Asymptotic Bound-state Model for Feshbach Resonances

TL;DR

This paper introduces an Asymptotic Bound-state Model that accurately predicts Feshbach resonance positions and widths in two-body systems using minimal parameters, with extensive testing on lithium-potassium and potassium-rubidium systems.

Contribution

The paper presents a novel, analytically based model for Feshbach resonances that simplifies calculations while maintaining accuracy, and demonstrates its effectiveness on real atomic systems.

Findings

Accurately predicts Feshbach resonance positions and widths.

Effective with minimal parameters, using only least bound state energies.
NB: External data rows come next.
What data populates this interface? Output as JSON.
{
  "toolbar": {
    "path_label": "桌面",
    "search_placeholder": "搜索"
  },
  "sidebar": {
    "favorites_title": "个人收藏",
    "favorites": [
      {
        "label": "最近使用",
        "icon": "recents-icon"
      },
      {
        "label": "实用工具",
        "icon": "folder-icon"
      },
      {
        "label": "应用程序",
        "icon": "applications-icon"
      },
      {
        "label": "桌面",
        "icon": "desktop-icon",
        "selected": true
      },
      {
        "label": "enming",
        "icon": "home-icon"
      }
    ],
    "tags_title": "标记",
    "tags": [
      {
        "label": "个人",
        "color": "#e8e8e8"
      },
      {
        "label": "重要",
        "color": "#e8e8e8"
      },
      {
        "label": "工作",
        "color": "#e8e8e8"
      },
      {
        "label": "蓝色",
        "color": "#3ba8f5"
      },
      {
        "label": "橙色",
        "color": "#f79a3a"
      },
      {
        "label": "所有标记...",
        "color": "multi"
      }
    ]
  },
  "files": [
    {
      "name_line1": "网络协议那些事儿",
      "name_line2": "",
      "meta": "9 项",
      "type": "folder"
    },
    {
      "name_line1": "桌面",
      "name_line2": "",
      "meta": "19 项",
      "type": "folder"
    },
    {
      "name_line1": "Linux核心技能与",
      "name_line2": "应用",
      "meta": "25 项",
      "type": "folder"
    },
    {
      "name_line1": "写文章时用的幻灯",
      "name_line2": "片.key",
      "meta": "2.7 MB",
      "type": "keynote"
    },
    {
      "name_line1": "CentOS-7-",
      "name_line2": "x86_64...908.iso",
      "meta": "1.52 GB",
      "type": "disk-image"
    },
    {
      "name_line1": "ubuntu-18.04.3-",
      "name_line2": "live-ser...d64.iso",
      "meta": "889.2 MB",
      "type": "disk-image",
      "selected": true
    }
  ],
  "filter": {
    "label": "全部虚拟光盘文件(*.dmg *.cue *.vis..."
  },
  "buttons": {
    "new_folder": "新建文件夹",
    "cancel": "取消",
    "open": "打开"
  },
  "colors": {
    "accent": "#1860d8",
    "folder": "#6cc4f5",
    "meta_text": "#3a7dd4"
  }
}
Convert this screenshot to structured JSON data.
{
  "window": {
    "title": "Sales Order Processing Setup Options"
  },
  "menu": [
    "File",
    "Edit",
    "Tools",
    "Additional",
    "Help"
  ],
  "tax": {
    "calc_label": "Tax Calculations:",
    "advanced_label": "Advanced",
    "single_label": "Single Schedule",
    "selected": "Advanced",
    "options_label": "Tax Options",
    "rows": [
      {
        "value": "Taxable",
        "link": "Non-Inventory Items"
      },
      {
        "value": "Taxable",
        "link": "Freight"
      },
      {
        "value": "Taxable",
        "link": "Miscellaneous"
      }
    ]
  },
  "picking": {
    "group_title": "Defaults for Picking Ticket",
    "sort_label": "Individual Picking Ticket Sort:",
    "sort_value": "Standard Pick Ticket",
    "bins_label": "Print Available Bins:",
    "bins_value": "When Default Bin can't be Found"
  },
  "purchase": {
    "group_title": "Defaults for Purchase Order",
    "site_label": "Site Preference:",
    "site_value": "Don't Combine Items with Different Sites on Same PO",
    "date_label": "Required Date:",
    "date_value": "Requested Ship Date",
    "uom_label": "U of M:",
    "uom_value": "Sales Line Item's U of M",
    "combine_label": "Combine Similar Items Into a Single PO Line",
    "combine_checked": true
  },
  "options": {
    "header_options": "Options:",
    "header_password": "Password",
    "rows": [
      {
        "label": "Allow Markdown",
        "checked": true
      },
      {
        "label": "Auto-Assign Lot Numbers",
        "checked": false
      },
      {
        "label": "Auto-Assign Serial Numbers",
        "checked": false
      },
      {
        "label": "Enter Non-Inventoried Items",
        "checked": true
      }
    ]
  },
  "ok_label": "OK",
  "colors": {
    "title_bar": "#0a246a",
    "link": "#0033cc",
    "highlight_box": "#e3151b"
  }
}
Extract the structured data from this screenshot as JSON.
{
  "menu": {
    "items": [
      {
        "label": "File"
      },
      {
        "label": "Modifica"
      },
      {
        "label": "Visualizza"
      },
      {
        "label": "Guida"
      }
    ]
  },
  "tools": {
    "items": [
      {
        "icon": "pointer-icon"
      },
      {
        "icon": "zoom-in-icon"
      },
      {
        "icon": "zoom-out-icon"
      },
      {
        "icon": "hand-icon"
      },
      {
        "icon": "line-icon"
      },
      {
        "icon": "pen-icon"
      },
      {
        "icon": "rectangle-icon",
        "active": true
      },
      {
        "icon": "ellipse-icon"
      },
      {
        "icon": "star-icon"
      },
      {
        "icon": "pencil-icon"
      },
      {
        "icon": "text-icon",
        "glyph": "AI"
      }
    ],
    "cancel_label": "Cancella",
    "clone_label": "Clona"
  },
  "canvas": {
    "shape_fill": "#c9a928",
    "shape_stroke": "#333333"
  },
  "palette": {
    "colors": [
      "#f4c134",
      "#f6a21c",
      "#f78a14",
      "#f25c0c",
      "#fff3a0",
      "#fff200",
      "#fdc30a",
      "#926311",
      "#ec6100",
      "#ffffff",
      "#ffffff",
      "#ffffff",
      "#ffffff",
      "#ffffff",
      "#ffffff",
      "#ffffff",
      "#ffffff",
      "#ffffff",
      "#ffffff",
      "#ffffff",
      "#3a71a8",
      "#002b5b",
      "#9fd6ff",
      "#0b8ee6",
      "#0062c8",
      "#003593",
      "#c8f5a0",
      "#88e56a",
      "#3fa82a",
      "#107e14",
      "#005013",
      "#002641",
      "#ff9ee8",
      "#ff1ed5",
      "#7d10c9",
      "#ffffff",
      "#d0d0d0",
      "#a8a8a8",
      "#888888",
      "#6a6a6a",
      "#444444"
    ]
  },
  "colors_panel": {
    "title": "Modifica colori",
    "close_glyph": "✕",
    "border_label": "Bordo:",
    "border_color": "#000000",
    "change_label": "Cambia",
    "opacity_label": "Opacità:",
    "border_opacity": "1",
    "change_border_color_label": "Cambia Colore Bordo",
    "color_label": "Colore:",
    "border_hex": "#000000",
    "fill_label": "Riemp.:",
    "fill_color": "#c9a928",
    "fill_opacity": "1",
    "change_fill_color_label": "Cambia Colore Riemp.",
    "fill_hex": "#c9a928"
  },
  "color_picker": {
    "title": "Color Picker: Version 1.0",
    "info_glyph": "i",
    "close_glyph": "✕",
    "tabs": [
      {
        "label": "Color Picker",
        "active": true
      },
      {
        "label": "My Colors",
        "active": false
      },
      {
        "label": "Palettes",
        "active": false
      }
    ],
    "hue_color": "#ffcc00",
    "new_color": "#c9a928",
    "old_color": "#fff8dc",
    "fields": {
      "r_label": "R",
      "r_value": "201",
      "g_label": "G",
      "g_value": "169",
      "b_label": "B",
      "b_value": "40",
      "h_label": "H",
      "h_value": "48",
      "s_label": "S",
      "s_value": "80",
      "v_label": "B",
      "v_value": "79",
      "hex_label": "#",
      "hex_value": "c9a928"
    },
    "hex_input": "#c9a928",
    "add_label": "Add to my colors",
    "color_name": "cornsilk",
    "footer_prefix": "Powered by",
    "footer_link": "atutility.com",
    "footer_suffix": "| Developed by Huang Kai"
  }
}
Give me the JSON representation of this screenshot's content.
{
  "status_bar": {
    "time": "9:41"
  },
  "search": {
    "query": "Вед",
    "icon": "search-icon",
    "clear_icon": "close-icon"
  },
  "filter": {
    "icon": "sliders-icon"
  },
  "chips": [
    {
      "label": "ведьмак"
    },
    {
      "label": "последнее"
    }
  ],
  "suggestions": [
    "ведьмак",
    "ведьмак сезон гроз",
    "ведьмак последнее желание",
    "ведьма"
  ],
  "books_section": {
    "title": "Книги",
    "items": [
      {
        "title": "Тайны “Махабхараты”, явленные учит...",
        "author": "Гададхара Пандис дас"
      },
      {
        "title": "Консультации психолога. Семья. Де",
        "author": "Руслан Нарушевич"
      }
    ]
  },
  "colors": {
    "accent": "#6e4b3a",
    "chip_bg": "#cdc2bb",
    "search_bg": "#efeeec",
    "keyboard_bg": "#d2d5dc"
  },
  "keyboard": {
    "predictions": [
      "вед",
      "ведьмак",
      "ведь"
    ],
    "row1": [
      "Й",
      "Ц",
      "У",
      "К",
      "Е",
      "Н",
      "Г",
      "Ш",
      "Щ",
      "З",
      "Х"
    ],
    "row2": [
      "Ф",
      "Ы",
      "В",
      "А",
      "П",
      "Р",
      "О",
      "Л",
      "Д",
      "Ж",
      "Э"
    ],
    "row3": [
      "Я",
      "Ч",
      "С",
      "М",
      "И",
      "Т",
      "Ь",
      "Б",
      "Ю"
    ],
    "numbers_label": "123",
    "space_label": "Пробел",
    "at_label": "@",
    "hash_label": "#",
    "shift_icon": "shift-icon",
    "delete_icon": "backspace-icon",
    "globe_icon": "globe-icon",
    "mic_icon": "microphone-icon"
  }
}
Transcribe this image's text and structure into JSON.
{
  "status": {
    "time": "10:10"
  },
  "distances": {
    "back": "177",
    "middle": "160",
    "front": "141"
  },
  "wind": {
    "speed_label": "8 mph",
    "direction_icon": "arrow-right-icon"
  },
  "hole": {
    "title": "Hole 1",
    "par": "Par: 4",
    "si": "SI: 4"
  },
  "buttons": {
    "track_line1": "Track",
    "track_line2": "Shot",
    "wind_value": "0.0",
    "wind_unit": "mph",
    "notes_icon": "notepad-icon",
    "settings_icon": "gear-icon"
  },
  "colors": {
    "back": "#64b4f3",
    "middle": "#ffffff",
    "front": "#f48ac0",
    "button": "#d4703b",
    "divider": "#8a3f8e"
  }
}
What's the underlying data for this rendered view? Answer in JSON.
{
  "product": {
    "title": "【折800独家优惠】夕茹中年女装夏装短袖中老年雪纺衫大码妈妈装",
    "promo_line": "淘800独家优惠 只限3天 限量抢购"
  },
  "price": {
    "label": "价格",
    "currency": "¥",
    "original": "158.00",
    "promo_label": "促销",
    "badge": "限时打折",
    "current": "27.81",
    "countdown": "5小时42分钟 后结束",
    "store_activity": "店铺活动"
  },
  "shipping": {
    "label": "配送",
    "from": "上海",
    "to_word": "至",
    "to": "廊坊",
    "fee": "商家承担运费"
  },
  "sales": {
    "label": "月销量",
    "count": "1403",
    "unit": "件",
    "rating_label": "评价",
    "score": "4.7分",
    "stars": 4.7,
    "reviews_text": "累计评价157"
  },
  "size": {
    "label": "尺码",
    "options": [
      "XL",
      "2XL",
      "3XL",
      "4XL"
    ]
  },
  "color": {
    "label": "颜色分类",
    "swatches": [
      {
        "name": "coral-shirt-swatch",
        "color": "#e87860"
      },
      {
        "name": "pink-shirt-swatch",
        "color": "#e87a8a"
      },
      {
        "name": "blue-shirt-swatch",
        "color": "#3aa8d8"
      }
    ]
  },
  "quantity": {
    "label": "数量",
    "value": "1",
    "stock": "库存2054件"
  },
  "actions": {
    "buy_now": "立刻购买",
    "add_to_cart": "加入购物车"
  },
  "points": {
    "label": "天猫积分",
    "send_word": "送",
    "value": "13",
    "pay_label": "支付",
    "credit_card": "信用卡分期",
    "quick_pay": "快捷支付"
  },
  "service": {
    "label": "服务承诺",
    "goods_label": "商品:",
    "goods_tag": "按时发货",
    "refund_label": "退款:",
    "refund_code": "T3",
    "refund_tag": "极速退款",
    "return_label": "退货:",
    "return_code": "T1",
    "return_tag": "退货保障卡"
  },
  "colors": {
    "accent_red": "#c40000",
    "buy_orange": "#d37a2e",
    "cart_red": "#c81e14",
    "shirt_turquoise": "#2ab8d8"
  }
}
Validated on 6Li-40K and 40K-87Rb systems.

Abstract

We present an Asymptotic Bound-state Model which can be used to accurately describe all Feshbach resonance positions and widths in a two-body system. With this model we determine the coupled bound states of a particular two-body system. The model is based on analytic properties of the two-body Hamiltonian, and on asymptotic properties of uncoupled bound states in the interaction potentials. In its most simple version, the only necessary parameters are the least bound state energies and actual potentials are not used. The complexity of the model can be stepwise increased by introducing threshold effects, multiple vibrational levels and additional potential parameters. The model is extensively tested on the 6Li-40K system and additional calculations on the 40K-87Rb system are presented.